If you’re considering a VA (and I might be biased, but I’d hope that you’re considering me), take a look at what services are being offering to you. Tons of VAs offer primarily social media services. Look at their social media. Look at their branding. If they’re offering these things as a service, does theirs impress you? Is it what you would want for your own business? A good VA will help you get the job done, but an excellent VA will only do what they excel at, and will refer you to the best of the best for the rest. They’ll be conscious of your dollar and they’ll want you to be spending it where it will go the furthest and produce the best possible result. A good VA should remove the need for any business to exercise literacy in determining when to go with someone who is qualified, and when to go with someone who has built their career on experience alone.
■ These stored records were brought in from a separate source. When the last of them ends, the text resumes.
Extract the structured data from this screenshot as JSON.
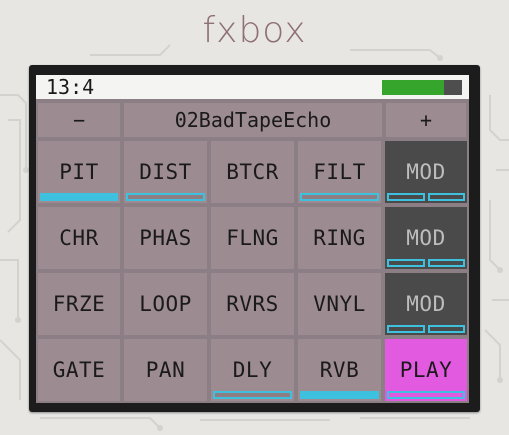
{
  "device": {
    "brand": "fxbox"
  },
  "status": {
    "time": "13:4",
    "battery_level": 0.78,
    "battery_color": "#35a52c"
  },
  "preset": {
    "prev_label": "−",
    "name": "02BadTapeEcho",
    "next_label": "+"
  },
  "grid": {
    "rows": [
      [
        {
          "label": "PIT",
          "indicator": "on"
        },
        {
          "label": "DIST",
          "indicator": "outline"
        },
        {
          "label": "BTCR",
          "indicator": "none"
        },
        {
          "label": "FILT",
          "indicator": "outline"
        },
        {
          "label": "MOD",
          "indicator": "split",
          "type": "mod"
        }
      ],
      [
        {
          "label": "CHR",
          "indicator": "none"
        },
        {
          "label": "PHAS",
          "indicator": "none"
        },
        {
          "label": "FLNG",
          "indicator": "none"
        },
        {
          "label": "RING",
          "indicator": "none"
        },
        {
          "label": "MOD",
          "indicator": "split",
          "type": "mod"
        }
      ],
      [
        {
          "label": "FRZE",
          "indicator": "none"
        },
        {
          "label": "LOOP",
          "indicator": "none"
        },
        {
          "label": "RVRS",
          "indicator": "none"
        },
        {
          "label": "VNYL",
          "indicator": "none"
        },
        {
          "label": "MOD",
          "indicator": "split",
          "type": "mod"
        }
      ],
      [
        {
          "label": "GATE",
          "indicator": "none"
        },
        {
          "label": "PAN",
          "indicator": "none"
        },
        {
          "label": "DLY",
          "indicator": "outline"
        },
        {
          "label": "RVB",
          "indicator": "on"
        },
        {
          "label": "PLAY",
          "indicator": "play",
          "type": "play"
        }
      ]
    ]
  },
  "colors": {
    "accent": "#3ec1df",
    "cell": "#9c8b90",
    "mod_cell": "#4b4a4b",
    "play_cell": "#e25ae0",
    "brand_text": "#8f6f77"
  }
}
If you’re shopping around for any kind of service, ask yourself, “What makes this person qualified or trustworthy to perform x/y/z for me?” If you’ve asked around for referrals, whose name pops up multiple times? Don’t be afraid to interview someone or to ask for examples of their work, if applicable. Someone who is excellent at what they do will welcome the sincere interest. And in some situations, your favorite candidate might be the person who says, “I’m willing to learn, and I would love to gain experience in working for you.”
If you have any thoughts on the topic of qualifications and experience in our increasingly digital world, I’d love to hear them!